Democrats’ distortion and disinformation campaign not enough, they peddle blatant lies to fool the public

By Laura Echevarria

Director of Communications and Press Secretary

Editor’s note. This appeared in the November edition of National Right to Life News.

 One of the most mendacious arguments made during the election cycle by Democrats was nothing short of a reckless disregard for the truth. The pro-abortion movement used a broad definition of “abortion” that included miscarriages and the treatment of miscarriages to scare viewers. Ads describing women unable to get treatment for miscarriages or other life-threatening situations ran on local stations and social media platforms as well as streaming services such as Pluto and Roku.

The fearmongering was rampant. In race after race, in state after state, millions of dollars in ads aired that were produced by dozens of pro-abortion groups including the Democratic Congressional Campaign Committee (DCCC). Ads similar to this one from the DCCC that aired in Virginia’s 2nd Congressional District race ran on airwaves across the country. [Jen Kiggans is the pro-life Republican]:

Woman: I need help.

Nurse: I’m sorry, thanks to politicians like Jen Kiggans who applauded the overturning of Roe, and voted to restrict your reproductive freedom…

Woman: There’s nowhere to go?

Nurse: It’s worse than that. If Kiggans’ extremist allies in Congress get their way, you are potentially a criminal – and so am I.

Woman: But let me explain my situation –

Nurse: I’m sorry. We won’t be able to help you.

Narrator: Not anymore. Not in Jen Kiggans’ Virginia.

Axios reported on October 31, less than two weeks before the election, that “In a midterm cycle dominated by attempts to paint the other side as extreme, the ads in question range from disputed to outright fabrications. But almost invariably, they focus on one of two major issues driving campaign messaging: crime and abortion.”

Axios later noted comments by Jennifer Stromer-Galley, a professor at Syracuse University’s School of Information Studies:

“We’ve gone from stretching the truth to just constructing an entirely new reality,” she told Axios. “Our democracy requires the public has correct information in order to make a judgment in their best interests. We are currently and increasingly in an informational environment where they cannot do that because it’s full of deceptions.”

What many voters do not realize is that under federal law, the television stations that run candidate ads are not liable for any misstatements or fabrications made by the campaigns in those ads. This means that a television station can run a candidate’s ads—even if those ads are full of falsehoods—and make money from the ad campaign without repercussions.

Federal law requires that candidates be given equal time but if one candidate raises $4.5 million from outside groups and donors and the other candidate has only $1 million, the candidates with only $1 million will not have the means to run counterattack ads with the same frequency.

It doesn’t help that few news outlets spent time investigating the half-truths and falsehoods in these ads.

One of the few reports was a brief analysis by CNN of campaigns ads in four races. In all four races, CNN reported that the Republican candidates position on abortion was being misrepresented,

Many of the Democratic ads accurately describe their Republican targets’ strict anti-abortion positions.

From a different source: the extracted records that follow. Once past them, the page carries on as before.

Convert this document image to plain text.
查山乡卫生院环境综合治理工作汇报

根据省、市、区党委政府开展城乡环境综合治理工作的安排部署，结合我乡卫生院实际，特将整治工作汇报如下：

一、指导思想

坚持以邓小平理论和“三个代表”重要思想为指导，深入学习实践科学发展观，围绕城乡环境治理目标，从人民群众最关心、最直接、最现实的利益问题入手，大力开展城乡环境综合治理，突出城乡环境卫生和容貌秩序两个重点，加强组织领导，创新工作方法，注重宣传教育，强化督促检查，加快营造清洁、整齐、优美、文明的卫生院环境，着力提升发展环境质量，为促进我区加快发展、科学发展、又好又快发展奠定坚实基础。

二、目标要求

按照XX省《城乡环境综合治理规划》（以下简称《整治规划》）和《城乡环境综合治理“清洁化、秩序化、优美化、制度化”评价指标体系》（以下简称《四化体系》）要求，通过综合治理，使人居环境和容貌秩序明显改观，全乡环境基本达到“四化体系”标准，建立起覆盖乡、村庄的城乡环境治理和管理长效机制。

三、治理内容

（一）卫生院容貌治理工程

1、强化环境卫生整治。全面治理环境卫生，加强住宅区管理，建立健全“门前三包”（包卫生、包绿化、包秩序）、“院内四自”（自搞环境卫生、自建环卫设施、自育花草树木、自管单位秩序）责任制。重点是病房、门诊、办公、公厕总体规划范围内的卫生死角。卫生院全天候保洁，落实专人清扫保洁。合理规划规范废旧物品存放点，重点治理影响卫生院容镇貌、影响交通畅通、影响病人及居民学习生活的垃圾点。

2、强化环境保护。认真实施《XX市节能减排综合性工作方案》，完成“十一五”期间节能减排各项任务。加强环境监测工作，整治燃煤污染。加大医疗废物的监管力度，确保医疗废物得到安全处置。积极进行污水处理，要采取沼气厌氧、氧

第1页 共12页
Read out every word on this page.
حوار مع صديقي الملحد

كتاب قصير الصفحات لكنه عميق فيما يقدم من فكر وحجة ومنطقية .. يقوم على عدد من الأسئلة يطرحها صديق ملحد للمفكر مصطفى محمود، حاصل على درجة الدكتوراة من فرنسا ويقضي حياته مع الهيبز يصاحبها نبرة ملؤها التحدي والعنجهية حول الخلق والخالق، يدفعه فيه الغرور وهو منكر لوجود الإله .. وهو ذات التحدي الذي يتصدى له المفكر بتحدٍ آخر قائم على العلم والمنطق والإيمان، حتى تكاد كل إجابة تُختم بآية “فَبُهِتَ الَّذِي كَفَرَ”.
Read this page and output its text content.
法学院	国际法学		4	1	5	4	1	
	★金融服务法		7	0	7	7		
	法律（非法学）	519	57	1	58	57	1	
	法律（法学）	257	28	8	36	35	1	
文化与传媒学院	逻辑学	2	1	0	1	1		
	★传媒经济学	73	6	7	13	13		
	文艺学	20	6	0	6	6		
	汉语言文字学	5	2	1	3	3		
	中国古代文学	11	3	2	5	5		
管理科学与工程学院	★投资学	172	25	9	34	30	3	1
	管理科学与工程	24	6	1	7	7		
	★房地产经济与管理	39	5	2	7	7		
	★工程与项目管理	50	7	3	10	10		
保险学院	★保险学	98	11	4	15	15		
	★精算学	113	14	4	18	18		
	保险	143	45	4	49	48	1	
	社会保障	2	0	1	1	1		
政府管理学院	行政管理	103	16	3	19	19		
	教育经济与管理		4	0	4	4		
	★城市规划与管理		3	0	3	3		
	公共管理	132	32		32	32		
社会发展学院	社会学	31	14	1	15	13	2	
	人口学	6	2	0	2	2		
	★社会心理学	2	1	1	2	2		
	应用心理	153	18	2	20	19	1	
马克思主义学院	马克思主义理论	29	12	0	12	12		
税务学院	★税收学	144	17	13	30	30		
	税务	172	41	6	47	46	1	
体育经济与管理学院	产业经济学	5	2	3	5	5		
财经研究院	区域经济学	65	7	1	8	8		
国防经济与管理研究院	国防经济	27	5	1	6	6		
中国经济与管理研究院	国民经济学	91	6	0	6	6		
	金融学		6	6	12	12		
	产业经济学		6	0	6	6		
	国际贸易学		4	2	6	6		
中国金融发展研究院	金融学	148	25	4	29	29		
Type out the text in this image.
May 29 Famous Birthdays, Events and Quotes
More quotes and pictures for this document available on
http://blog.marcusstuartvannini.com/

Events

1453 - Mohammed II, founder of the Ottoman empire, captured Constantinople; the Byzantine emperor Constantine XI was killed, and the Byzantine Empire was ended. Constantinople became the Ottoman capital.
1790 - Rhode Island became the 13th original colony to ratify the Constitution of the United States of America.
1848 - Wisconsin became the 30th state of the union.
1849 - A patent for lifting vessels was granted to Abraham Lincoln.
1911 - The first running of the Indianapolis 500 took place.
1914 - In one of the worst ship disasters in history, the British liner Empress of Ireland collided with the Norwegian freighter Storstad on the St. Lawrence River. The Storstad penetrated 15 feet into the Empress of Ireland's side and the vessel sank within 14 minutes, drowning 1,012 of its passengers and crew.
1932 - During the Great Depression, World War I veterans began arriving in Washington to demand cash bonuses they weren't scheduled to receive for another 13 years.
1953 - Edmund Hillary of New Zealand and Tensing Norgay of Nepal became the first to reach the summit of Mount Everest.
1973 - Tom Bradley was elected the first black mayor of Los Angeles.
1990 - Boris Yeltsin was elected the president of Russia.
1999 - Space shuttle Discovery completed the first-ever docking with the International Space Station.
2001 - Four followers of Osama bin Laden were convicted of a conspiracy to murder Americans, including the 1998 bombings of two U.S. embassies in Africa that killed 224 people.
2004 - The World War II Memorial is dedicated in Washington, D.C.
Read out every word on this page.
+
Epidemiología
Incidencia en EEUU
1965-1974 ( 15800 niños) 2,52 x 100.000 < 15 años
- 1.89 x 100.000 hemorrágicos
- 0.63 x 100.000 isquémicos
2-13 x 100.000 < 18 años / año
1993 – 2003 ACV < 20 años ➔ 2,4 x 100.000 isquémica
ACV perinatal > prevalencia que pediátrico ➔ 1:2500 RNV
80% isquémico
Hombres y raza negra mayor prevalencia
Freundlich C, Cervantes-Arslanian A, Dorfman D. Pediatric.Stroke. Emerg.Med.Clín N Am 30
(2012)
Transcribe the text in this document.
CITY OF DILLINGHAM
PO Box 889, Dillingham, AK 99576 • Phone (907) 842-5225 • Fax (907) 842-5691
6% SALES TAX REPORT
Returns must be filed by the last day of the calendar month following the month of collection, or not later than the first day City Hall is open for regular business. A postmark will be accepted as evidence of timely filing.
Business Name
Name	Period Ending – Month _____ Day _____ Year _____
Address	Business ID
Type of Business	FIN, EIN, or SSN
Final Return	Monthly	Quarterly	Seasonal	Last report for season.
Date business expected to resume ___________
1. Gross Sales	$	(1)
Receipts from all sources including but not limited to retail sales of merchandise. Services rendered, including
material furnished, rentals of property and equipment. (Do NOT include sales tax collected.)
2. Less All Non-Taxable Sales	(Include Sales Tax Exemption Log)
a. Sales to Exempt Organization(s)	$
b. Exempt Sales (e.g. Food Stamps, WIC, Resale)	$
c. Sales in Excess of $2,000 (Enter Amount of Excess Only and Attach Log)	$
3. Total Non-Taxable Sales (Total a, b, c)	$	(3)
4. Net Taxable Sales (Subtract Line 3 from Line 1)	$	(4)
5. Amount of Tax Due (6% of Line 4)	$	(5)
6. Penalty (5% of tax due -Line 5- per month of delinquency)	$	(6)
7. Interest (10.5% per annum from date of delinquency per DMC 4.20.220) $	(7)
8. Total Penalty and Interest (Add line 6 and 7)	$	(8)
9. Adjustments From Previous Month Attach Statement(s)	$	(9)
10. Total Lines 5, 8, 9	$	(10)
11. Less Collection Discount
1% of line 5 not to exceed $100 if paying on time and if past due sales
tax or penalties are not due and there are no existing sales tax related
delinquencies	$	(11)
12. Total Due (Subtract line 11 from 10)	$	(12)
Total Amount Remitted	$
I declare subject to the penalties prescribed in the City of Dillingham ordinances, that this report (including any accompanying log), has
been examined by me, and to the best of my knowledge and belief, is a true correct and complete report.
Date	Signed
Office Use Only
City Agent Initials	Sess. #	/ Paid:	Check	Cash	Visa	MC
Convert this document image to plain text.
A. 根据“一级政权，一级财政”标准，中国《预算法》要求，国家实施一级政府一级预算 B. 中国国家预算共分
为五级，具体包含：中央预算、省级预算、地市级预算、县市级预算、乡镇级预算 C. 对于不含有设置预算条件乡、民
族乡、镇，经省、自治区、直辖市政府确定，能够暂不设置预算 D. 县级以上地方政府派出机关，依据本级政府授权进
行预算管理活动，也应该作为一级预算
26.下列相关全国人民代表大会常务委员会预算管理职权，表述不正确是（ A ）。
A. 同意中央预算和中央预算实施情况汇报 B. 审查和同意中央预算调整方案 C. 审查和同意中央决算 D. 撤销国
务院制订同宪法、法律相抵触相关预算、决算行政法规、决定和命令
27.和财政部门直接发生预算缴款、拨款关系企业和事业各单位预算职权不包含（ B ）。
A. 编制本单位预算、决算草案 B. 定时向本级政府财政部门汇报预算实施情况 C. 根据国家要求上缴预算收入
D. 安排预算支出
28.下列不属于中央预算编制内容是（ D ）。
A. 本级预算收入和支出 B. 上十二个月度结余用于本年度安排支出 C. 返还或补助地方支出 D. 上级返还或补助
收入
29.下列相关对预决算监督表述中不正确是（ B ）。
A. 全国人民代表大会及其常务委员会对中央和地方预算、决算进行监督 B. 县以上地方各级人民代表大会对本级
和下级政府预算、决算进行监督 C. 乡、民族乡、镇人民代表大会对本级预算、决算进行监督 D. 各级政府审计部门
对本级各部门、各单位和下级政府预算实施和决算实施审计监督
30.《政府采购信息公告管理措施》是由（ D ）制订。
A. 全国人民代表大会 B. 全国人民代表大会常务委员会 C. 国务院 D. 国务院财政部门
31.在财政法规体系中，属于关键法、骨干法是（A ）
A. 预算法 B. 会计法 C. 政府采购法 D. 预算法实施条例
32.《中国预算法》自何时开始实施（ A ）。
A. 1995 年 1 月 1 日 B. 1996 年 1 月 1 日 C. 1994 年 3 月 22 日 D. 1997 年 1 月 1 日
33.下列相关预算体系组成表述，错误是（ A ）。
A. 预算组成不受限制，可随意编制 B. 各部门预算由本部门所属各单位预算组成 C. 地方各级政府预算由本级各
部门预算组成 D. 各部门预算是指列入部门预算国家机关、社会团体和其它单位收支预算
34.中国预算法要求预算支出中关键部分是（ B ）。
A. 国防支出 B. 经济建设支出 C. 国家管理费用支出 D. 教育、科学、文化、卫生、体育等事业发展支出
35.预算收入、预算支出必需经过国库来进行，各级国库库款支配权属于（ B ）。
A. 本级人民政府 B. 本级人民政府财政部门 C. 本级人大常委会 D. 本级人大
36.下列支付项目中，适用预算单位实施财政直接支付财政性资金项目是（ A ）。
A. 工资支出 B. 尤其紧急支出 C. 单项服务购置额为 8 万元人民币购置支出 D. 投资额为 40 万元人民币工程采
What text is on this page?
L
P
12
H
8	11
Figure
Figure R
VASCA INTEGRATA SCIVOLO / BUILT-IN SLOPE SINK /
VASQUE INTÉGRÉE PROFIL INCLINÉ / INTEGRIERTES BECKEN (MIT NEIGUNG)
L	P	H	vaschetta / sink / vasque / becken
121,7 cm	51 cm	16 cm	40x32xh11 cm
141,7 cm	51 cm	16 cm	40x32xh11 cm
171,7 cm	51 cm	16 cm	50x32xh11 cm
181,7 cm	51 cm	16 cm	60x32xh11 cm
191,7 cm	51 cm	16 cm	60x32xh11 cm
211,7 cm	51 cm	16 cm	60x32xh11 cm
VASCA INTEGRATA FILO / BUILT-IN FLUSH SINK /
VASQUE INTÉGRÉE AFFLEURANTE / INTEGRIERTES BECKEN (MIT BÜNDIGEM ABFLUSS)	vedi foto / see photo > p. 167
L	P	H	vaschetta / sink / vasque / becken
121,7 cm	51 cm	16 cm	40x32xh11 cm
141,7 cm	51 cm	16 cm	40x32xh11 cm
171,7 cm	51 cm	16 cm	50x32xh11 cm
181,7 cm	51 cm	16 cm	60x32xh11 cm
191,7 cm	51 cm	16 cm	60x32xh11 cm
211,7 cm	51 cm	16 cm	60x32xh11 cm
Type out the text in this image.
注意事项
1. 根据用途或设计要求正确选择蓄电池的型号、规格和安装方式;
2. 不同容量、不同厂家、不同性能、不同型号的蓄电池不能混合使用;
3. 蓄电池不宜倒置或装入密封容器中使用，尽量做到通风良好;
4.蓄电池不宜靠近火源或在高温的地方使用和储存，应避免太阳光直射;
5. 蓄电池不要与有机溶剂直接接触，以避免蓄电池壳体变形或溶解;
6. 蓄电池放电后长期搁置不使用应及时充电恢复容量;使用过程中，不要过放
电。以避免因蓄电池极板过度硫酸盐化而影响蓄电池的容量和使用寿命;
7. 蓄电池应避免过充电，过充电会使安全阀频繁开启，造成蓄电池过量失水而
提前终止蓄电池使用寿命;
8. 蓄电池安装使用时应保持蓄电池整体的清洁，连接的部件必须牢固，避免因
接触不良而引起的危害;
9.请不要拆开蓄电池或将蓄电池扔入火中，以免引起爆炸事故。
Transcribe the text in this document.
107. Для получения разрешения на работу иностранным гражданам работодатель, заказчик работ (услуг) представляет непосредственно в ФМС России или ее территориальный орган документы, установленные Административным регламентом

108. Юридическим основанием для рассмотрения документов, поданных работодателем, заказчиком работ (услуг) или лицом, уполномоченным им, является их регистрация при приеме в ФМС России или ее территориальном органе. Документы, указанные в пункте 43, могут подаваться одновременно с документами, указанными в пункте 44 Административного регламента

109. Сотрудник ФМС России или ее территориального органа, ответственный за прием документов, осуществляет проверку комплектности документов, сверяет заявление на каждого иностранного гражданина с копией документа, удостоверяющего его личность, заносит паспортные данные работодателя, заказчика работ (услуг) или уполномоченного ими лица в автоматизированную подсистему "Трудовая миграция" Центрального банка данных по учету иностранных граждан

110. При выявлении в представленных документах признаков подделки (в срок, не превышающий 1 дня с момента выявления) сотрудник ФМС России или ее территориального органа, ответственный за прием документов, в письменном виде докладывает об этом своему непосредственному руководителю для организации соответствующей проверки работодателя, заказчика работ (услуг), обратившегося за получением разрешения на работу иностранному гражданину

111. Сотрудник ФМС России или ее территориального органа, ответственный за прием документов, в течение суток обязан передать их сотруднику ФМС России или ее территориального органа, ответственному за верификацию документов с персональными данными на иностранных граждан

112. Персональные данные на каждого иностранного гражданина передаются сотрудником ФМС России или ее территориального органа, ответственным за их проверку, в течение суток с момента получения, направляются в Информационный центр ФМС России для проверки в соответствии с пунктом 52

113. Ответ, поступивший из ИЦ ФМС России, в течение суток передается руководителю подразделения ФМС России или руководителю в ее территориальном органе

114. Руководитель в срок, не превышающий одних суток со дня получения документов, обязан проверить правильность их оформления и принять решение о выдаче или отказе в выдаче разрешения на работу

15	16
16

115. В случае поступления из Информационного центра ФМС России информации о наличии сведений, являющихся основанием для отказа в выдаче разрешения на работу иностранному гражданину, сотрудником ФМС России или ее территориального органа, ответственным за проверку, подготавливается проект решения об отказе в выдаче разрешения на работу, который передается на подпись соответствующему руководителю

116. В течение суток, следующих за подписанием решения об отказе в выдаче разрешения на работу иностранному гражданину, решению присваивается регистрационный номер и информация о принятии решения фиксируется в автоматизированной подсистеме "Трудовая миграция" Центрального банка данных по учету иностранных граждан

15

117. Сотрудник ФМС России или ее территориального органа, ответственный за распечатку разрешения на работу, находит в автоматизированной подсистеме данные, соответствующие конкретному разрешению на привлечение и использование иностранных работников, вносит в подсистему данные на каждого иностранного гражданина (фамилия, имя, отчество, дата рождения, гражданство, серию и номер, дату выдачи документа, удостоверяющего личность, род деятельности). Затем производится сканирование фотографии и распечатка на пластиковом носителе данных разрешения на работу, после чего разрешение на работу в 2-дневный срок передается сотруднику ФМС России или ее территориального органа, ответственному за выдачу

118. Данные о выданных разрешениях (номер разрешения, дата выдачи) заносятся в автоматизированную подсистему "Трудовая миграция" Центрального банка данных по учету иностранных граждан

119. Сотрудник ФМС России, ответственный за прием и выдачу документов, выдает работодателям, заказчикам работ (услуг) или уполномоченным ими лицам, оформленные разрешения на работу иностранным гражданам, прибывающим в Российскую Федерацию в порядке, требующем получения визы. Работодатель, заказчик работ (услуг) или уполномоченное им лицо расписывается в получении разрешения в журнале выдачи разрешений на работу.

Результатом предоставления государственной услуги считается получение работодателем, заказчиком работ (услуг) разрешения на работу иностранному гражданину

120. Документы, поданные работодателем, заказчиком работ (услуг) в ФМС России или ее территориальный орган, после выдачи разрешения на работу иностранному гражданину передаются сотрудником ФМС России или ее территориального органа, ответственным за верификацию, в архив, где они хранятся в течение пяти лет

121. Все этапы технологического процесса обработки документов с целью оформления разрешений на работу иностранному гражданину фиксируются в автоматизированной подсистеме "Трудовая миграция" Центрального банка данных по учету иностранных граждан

But some others employ slippery phrasing and the power of insinuation to promote the impression that certain Republican candidates have taken more aggressive anti-abortion stands than these candidates actually have.

Because of the scare tactics employed by pro-abortion groups immediately following Dobbs and aggressive political campaigns that built on that fearmongering, television ads created by pro-abortion campaigns created fictional scenarios based on falsehoods. Viewers were told that pro-life candidates wanted to see women arrested for having an abortion or left to die from a life-threatening infection from a miscarriage or ectopic pregnancy.

After the election, an article in The New York Times noted that,

Soon after the [Dobbs] decision in June, Democratic Party committees invested in detailed polling, hoping to drill down on what exact messaging worked best. There was a clear conclusion: The most potent messaging for Democrats was to keep the conversation broad by casting Republicans as supporting a national ban on abortion, and avoid a discussion over the details about gestational week limits. [Underlining mine.]

Proving once again that when pro-abortion groups and their allies have to talk about what happens in an abortion, they lose. The only way they can talk about the issue is to avoid talking about abortion and the unborn baby and resort to lies and obfuscation.